You're passing an array of five 50-byte buffers to display.



The actual size of the array (five) doesn't matter to display's call list, since it's really just a pointer to the first element, and that pointer will look the same no matter how many elements there are.



But the compiler does need to know the second part (the 50 part), so that it can know how many bytes each element of that array are (and thus how many to skip in order to move to the next element).



So buffer should be declared like



void display(char *result[50])



or to be a little clearer to the reader



void display (char result[][50])



I wouldn't recommend putting the '5' in there:



void display (char result[5][50])



since the compiler won't enforce that (see the bit about it being a pointer above), and that may lead to errors in the future, when the program gets bigger and other calls to display are made. (This leads to the idea that you need some sort of way to specify the 5 to display -- either by passing in a length parameter as well, or by using some sort of marker in the array itself to signify the end. But that's another topic).





BTW, gets() is inherently insecure, since it offers no way to limit the number of characters read.

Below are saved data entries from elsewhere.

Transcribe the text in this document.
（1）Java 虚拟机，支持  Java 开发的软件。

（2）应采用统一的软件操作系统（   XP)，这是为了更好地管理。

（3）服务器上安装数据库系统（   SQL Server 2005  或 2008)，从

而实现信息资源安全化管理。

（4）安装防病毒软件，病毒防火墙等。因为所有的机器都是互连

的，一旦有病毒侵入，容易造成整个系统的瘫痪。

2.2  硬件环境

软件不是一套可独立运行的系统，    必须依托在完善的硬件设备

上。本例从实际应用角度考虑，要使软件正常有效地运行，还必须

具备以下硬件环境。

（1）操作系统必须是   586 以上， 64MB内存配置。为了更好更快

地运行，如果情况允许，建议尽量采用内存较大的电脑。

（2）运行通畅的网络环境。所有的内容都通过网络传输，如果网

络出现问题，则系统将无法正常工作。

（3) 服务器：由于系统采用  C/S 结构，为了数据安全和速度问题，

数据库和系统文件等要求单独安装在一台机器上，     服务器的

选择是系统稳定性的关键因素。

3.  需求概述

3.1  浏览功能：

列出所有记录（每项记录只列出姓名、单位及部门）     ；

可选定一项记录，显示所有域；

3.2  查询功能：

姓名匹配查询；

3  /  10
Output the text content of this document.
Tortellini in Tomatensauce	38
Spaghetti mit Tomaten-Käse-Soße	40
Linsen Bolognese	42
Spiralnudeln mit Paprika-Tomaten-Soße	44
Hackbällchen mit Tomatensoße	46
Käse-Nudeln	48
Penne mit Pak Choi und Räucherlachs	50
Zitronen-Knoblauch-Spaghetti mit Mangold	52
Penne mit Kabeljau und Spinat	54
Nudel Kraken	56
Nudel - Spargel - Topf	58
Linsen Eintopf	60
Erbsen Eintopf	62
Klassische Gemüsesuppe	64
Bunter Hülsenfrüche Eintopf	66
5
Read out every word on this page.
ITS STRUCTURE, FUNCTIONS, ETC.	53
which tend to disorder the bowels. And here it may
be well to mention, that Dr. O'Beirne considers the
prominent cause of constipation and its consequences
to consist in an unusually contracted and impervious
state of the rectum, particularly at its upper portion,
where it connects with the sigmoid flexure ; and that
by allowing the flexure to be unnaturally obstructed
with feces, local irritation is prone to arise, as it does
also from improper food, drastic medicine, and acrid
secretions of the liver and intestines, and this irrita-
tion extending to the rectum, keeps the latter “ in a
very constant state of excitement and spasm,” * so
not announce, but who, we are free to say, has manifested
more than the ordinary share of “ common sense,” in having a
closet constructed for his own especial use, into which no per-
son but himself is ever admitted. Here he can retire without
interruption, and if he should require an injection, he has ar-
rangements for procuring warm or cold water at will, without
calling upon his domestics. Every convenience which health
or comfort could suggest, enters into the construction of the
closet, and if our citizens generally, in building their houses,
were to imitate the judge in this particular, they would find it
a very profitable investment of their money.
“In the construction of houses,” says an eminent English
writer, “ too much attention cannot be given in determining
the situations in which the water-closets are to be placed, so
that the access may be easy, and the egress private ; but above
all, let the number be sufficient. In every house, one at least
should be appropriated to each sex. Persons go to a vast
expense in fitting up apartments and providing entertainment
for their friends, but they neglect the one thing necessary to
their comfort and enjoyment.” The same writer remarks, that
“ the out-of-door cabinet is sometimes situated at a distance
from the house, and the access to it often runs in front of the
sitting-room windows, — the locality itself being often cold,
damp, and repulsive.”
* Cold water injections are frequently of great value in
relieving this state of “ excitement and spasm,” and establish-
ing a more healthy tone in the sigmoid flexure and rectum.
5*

So if the user types in more than 50 characters, gets() will overwrite some of your other memory and possibly crash your program or worse.



You should use fgets instead (ans specify stdin as your FILE *).

Your argument is a char pointer, but you're trying to pass an array pointer, which doesn't line up properly to the compiler, even though the memory address would be the same.



You'll want to change it to pass the array of character pointers, so you'll want to change your prototype and your function's argument to:



void display(char *result[])



Then I think it will work the way that you want it to.

void display(char result[5][50])